Through our military training and assistance programs, including efforts to help with counterterrorism initiatives and block illegal financial transactions, we are helping to shape the ability of the Sri Lankan Government to protect its people and defend its interests. Let me be clear, our military assistance is not given because we anticipate or hope for a return to hostilities. We want peace. We support peace. And we will stand with the people of Sri Lanka who desire peace.

If the LTTE chooses to abandon peace, however, we want it to be clear, they will face a stronger, more capable and more determined Sri Lankan military. We want the cost of a return to war to be high.

Now you may be asking, why is the American Ambassador using such blunt language at a gathering of the business elite? What has this got to do with our businesses or our interests? As I said in the beginning, it is imperative that the business community become seized with the peace process. For the peace and prosperity message to take hold, people need to understand better the prosperity element.

The government has a clear choice and needs to establish an economic framework to help it foster peace and quickly realize the maximum gains from even the smallest peace initiatives.

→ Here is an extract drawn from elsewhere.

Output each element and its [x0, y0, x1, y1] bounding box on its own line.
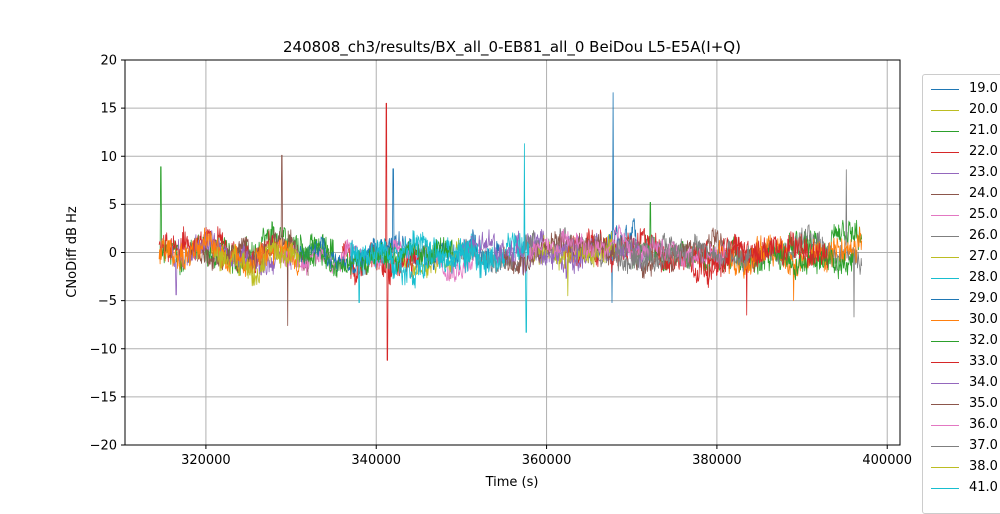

Such a framework will require: a strong entrepreneurial class; a strong trade regime that doesn’t discriminate and that attracts the best products in the world; agricultural and industrial establishments that export quality goods for needed hard currency; and an increasingly vibrant services sector that helps Sri Lanka bridge the development divide.

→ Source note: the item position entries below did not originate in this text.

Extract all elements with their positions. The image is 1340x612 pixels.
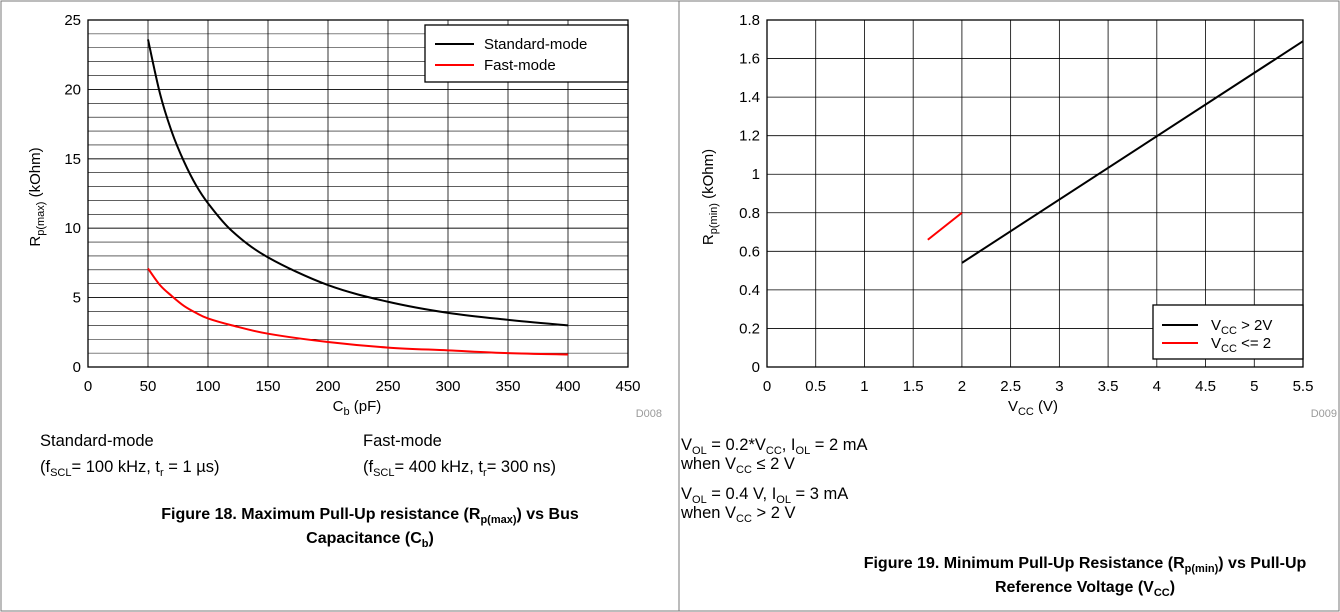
- fast-mode-condition-line: (fSCL= 400 kHz, tr= 300 ns): [363, 458, 556, 479]
- figure-19-caption: Figure 19. Minimum Pull-Up Resistance (R…: [864, 555, 1307, 575]
- y-tick-label: 0.2: [739, 320, 760, 337]
- y-tick-label: 15: [64, 151, 81, 168]
- y-tick-label: 0: [73, 359, 81, 376]
- x-tick-label: 4.5: [1195, 378, 1216, 395]
- x-tick-label: 0.5: [805, 378, 826, 395]
- y-tick-label: 0.4: [739, 282, 760, 299]
- x-tick-label: 2: [958, 378, 966, 395]
- legend-fast-mode-label: Fast-mode: [484, 57, 556, 74]
- x-tick-label: 3.5: [1098, 378, 1119, 395]
- y-tick-label: 1.4: [739, 89, 760, 106]
- x-tick-label: 0: [763, 378, 771, 395]
- x-tick-label: 300: [435, 378, 460, 395]
- series-line-standard-mode: [147, 39, 569, 327]
- x-tick-label: 400: [555, 378, 580, 395]
- figure-18-x-axis-label: Cb (pF): [333, 398, 382, 418]
- standard-mode-condition-line: (fSCL= 100 kHz, tr = 1 µs): [40, 458, 220, 479]
- figure-19-panel: [678, 0, 1340, 612]
- figure-19-caption-line-2: Reference Voltage (VCC): [995, 579, 1175, 599]
- vcc-low-condition-line-2: when VCC ≤ 2 V: [680, 455, 795, 476]
- x-tick-label: 50: [140, 378, 157, 395]
- x-tick-label: 200: [315, 378, 340, 395]
- y-tick-label: 20: [64, 81, 81, 98]
- y-tick-label: 0.6: [739, 243, 760, 260]
- vcc-high-condition-line-2: when VCC > 2 V: [680, 504, 796, 525]
- figure-18-caption-line-2: Capacitance (Cb): [306, 530, 434, 550]
- x-tick-label: 250: [375, 378, 400, 395]
- y-tick-label: 1: [752, 166, 760, 183]
- series-line-fast-mode: [147, 267, 569, 356]
- x-tick-label: 2.5: [1000, 378, 1021, 395]
- x-tick-label: 350: [495, 378, 520, 395]
- y-tick-label: 0: [752, 359, 760, 376]
- x-tick-label: 450: [615, 378, 640, 395]
- legend-standard-mode-label: Standard-mode: [484, 36, 587, 53]
- vcc-low-condition-line-1: VOL = 0.2*VCC, IOL = 2 mA: [681, 436, 868, 457]
- figure-19-code: D009: [1311, 408, 1337, 420]
- x-tick-label: 4: [1153, 378, 1161, 395]
- y-tick-label: 1.6: [739, 51, 760, 68]
- figure-19-y-axis-label: Rp(min) (kOhm): [700, 149, 720, 245]
- x-tick-label: 3: [1055, 378, 1063, 395]
- figure-18-legend: Standard-mode Fast-mode: [424, 24, 629, 83]
- x-tick-label: 0: [84, 378, 92, 395]
- y-tick-label: 1.2: [739, 128, 760, 145]
- x-tick-label: 150: [255, 378, 280, 395]
- series-line-v-cc-2: [927, 211, 963, 241]
- plot-frame: [766, 19, 1304, 368]
- x-tick-label: 100: [195, 378, 220, 395]
- x-tick-label: 5: [1250, 378, 1258, 395]
- y-tick-label: 5: [73, 290, 81, 307]
- y-tick-label: 0.8: [739, 205, 760, 222]
- x-tick-label: 5.5: [1293, 378, 1314, 395]
- figure-19-x-axis-label: VCC (V): [1008, 398, 1058, 418]
- x-tick-label: 1: [860, 378, 868, 395]
- figure-18-caption: Figure 18. Maximum Pull-Up resistance (R…: [161, 506, 579, 526]
- y-tick-label: 1.8: [739, 12, 760, 29]
- standard-mode-condition-title: Standard-mode: [40, 432, 154, 450]
- vcc-high-condition-line-1: VOL = 0.4 V, IOL = 3 mA: [681, 485, 848, 506]
- figure-18-y-axis-label: Rp(max) (kOhm): [27, 147, 47, 246]
- fast-mode-condition-title: Fast-mode: [363, 432, 442, 450]
- y-tick-label: 10: [64, 220, 81, 237]
- series-line-v-cc-2v: [961, 40, 1304, 264]
- figure-18-code: D008: [636, 408, 662, 420]
- x-tick-label: 1.5: [903, 378, 924, 395]
- figure-19-legend: VCC > 2V VCC <= 2: [1152, 304, 1304, 360]
- plot-frame: [87, 19, 629, 368]
- y-tick-label: 25: [64, 12, 81, 29]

These kinds of policies will help Sri Lanka realize the kind of growth that allows an infant born today, in a country with a GDP per capita of US$ 1,000, to finish his A-levels in a country with a GDP per capita of close to US$ 5,000. And then finish University and raise his own family in a country that has a GDP per capita of US$ 8-9,000.

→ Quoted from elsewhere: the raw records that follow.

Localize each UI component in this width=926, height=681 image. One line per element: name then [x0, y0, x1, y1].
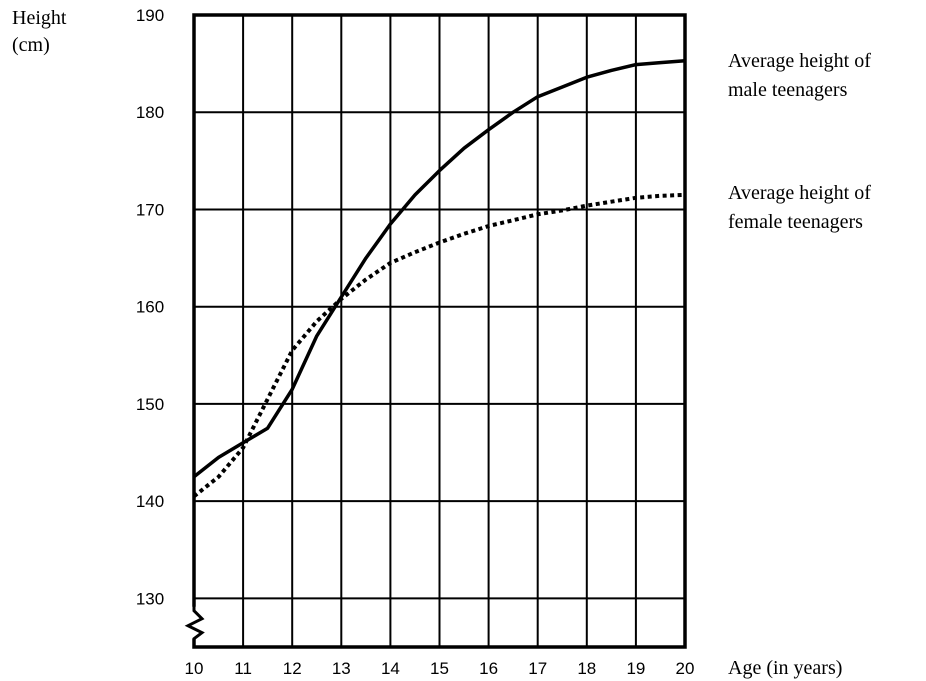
x-tick-label: 18	[577, 659, 596, 678]
y-axis-label: (cm)	[12, 34, 50, 56]
series-label-male: male teenagers	[728, 79, 848, 101]
x-tick-label: 19	[626, 659, 645, 678]
x-tick-label: 10	[185, 659, 204, 678]
y-tick-label: 150	[136, 395, 164, 414]
x-tick-label: 14	[381, 659, 400, 678]
x-tick-label: 20	[676, 659, 695, 678]
x-tick-label: 13	[332, 659, 351, 678]
series-label-male: Average height of	[728, 50, 871, 72]
y-tick-label: 170	[136, 200, 164, 219]
x-tick-label: 16	[479, 659, 498, 678]
series-label-female: female teenagers	[728, 211, 863, 233]
plot-frame	[184, 13, 687, 649]
y-axis-label: Height	[12, 7, 67, 29]
y-tick-label: 130	[136, 589, 164, 608]
tick-labels: 130 140 150 160 170 180 190 10 11 12 13 14 15 16 17 18 1…	[136, 6, 695, 678]
series-line-female	[192, 192, 686, 498]
x-tick-label: 17	[528, 659, 547, 678]
x-tick-label: 15	[430, 659, 449, 678]
x-tick-label: 12	[283, 659, 302, 678]
plot-border	[192, 13, 687, 649]
series-lines	[192, 58, 686, 498]
axis-break-icon	[184, 604, 205, 645]
labels: Height (cm) Age (in years) Average height o…	[12, 7, 871, 679]
y-tick-label: 160	[136, 298, 164, 317]
x-tick-label: 11	[234, 659, 252, 678]
y-tick-label: 140	[136, 492, 164, 511]
series-label-female: Average height of	[728, 182, 871, 204]
y-tick-label: 180	[136, 103, 164, 122]
series-line-male	[192, 58, 686, 479]
y-tick-label: 190	[136, 6, 164, 25]
x-axis-label: Age (in years)	[728, 657, 842, 679]
grid	[193, 14, 686, 647]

We hope to successfully conclude compact negotiations that will allow the Millennium Challenge Account program to begin operating in Sri Lanka. The government’s MCA proposal includes infrastructure in irrigation, rural electrification, rural roads and small and medium enterprise development.
Mahinda Chintana raises the issue of promoting rural-growth, something that is needed if the country as a whole is going to prosper in the years ahead. You can’t allow growth to leave huge segments of the population behind. Nonetheless, a focus on “home grown” solutions, that ignores the lessons learned of the global community and that fails to take advantage of what we in the US call OPM – “other people’s money” – will only lead to further stagnation and continued growth far below its potential.

What are some things that would get things moving faster for Sri Lanka? I strongly believe that one of the main opportunities for Sri Lanka lies in the successful conclusion of the WTO’s Doha Round in 2006. Sri Lanka is a trading nation that has an opportunity to play a leading role in promoting the resolution of outstanding issues and help the developing countries of the world understand the benefits to opening up what has been termed “south-south” trade.

Instead of looking at market access for Sri Lankan products as a type of development assistance Sri Lanka should look at the major benefits that accrue by opening its markets, opening markets in other countries and spurring a broader, more diverse set of trading partnerships. Sri Lanka is at a tricky point in its history. It’s not clear if it is at a crossroads, or a cliff’s edge.
The US will continue to support a strong, unified Sri Lanka that seeks peace and prosperity and that offers an atmosphere of respect and justice for all citizens regardless of religion and race. We will urge others in the International Community to do the same.

I see the role of the business community and other civil society players as critical in these endeavors. But the business community has a key role, because your initiatives and your penchant for risk-taking, decision-making and negotiating are all areas that the government will need to advance if the cause of peace and prosperity is to be served.